# Markov Decision Process

In this process an agent learns to estimate the expected sum of discounted future rewards for each state, or the expected sum of discounted future rewards for each action in each state, then uses this knowledge to decide how to act.

Stochastic Process:
- Fixed number of states
- Randomly evolves from one state to another at each step
- Probability to evolve from a state $s$ to a state $s'$ is fixed and depends on only on the pair $(s, s')$, not on past states

![Annotation%202020-05-20%20160426.png](attachment:Annotation%202020-05-20%20160426.png)
**Image taken from: Hands-on Machine Learning with Scikit-Learn & Tensorflow - A. Geron**


The above image is an example of a Markov chain with 4 states. If the process starts at $s_0$ there is 70% chance it will remain in the same state at the next step. Once it leaves the state it will never come back because there are no other states that return to $s_0$. If it goes to $s_1$ it will them most likely go to state $s_2$ (probability is 90%) and then immediately back to state $s_1$. There is also the possibility it may alternate between these two states, but it will eventually fall back so $s_3$ and remain there forever. $s_3$ is a terminal state because once it's in this state it cannot leave.

Markov decision process (MDP) is slightly different to the Markov chain process. The transition to different states returns some reward (positive or negative), and the agent's goal is to find a policy that will maximise the rewards over time. An example of this is shown below:

![Annotation%202020-05-20%20163954.png](attachment:Annotation%202020-05-20%20163954.png)
**Image taken from: Hands-on Machine Learning with Scikit-Learn & Tensorflow - A. Geron**

The MDP in the figure above has three states and up to three possible discrete actions at each step. The process starts at $s_0$, the agent can choose between actions $a_0$, $a_1$, $a_2$. If it chooses actions $a_1$, it just remains in state $s_0$ with certainty, and without and reward. It can thus decide to stay there forever. If action $a_0$ is chosen, it has 70% probability of gaining a reward of +10 and remaining in state $s_0$. It can then try again and again to gain as much reward as possible. But at one point it is going to end up in state $s_1$. In state $s_1$ it has only two possible actions $a_0$ and $a_2$. Eventually it will move onto state $s_2$ and get a negative reward of -50. In state $s_2$ it has no other choice but take action $a_1$, which will most likely lead it back to state $s_0$, gaining a reward of +40 along the way. Looking at this figure what is the best strategy to maximise the reward over time?
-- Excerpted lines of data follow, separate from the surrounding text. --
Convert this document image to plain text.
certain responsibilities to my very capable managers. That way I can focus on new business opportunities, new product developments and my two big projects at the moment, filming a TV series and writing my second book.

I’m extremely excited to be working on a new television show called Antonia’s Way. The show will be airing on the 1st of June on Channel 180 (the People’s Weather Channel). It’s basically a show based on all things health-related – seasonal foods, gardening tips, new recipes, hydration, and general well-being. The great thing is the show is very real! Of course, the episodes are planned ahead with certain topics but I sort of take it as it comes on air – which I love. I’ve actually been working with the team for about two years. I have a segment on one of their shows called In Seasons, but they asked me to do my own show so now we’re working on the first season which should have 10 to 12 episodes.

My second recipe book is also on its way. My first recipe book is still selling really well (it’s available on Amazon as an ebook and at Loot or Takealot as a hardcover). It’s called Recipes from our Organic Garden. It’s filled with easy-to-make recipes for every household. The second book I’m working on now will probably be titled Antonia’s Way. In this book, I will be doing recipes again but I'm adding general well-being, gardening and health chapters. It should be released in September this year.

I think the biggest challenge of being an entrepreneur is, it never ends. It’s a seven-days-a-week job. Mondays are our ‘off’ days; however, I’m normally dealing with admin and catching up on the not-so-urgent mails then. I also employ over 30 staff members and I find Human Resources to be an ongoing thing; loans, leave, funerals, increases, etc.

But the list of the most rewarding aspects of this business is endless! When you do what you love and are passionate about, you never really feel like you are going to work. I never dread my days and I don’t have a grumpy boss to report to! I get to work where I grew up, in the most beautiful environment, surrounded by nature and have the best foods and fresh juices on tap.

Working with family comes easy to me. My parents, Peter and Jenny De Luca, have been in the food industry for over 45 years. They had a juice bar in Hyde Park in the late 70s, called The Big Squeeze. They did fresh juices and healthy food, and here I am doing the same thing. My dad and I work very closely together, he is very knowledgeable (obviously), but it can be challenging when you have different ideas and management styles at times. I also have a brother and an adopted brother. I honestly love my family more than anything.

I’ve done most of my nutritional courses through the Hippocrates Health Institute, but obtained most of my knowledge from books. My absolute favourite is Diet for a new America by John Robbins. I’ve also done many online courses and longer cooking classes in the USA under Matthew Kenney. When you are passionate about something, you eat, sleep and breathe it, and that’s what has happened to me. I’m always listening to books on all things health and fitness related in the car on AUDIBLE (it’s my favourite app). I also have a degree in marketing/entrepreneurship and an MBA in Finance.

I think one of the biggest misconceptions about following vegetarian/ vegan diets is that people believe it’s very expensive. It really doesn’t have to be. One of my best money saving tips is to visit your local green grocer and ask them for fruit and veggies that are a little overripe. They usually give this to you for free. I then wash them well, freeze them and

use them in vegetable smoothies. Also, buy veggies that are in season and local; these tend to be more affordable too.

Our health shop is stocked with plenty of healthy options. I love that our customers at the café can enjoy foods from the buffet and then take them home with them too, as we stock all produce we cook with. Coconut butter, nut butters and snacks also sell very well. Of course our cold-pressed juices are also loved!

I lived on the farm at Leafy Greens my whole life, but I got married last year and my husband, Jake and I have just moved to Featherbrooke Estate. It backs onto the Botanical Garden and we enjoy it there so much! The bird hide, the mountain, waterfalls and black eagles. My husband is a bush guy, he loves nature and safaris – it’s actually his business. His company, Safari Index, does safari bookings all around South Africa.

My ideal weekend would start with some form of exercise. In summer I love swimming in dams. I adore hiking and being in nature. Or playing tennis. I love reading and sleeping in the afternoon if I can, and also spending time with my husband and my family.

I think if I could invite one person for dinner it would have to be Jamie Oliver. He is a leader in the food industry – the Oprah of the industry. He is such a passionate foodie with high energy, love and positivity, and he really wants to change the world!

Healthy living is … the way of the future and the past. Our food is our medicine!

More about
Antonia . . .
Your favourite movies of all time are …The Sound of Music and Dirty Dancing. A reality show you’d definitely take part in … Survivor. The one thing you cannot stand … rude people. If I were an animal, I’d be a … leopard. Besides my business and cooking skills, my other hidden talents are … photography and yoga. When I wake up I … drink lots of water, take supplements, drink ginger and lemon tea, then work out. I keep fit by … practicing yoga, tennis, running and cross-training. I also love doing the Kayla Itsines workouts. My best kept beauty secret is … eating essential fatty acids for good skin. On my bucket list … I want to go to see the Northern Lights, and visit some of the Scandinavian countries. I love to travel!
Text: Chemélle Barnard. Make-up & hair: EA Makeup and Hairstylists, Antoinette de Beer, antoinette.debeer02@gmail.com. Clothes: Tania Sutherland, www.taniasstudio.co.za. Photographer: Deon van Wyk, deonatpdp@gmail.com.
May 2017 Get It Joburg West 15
The optimal value of any state $s$, noted $V^*(s)$ can be estimated by taking the sum of all discounted future rewards the agent can expect on average after it reaches a state $s$, assuming it acts optimally. If the agent acts optimally, then the following (Bellman Optimality) equation applies. The equation is recursive and states that if the agent acts optimally, then the optimal value of the current state is equal to the reward it will get on average after taking one optimal action, plus the expected optimal value of all possible next states that this action can lead to.

\begin{equation}
V^*(s) = \mathop{max}_{\textbf{a}} \sum_{s'}T(s,a,s')[R(s,a,s')+\gamma.V^*(s')] \text{ for all s}
\end{equation}

- $V^*(s)$ - Optimal state value
- $R(s,a,s')$ - Transition probability from state $s$ to that state $s'$ given the agent chose action $a$
- $T(s,a,s')$ - Is the reward that the agent gets when it goes from state $s$ to state $s'$, giben the agent chose action $a$
- $\gamma$ - The discount rate

Equation leads to directly to an algorithm that can precisely estimate the optimal state value of every possible state:
- Initiate all state values to zero
- Iteratively update them using the value iteration algorithm (below)

\begin{equation}
V_{k+1}(s) \leftarrow \mathop{max}_{\textbf{a}} \sum_{s'}T(s,a,s')[R(s,a,s')+\gamma.V^*(s')] \text{ for all s}
\end{equation}

- $V_k(s)$ - estimated value of state $s$ at the $k^{th}$ iteration of the algorithm

Knowing the optimal state is useful but it doesn't tell the agent what to do. It is possible to find the optimal state using Q-value of a state-action pair $(s, a)$, noted $Q^*(s,a)$, is the sum of all the discounted future rewards that agent can expect on average after it reaches that state $s$ and chooses action $a$, but before it sees the outcome of this action, assuming it acts optimally. Below is the quation for the Q-value iteration algorithm.

\begin{equation}
Q_{k+1}(s,a) \leftarrow \sum_{s'}T(s,a,s')[R(s,a,s')+\gamma\text{ }.\text{ }\mathop{max}_{\textbf{a'}}\text{ }Q_k(s', a')] \text{ for all }(s,a)
\end{equation}

Once you have optimal Q-values, defining the optimal policy, notes $\pi^*(s)$, is trivial: when the agent is in state $s$, it should choose the action with the highest Q-value for that state:
\begin{equation}
\pi^*(s) = \mathop{argmax}_{\textbf{a}} Q^*(s,a)
\end{equation}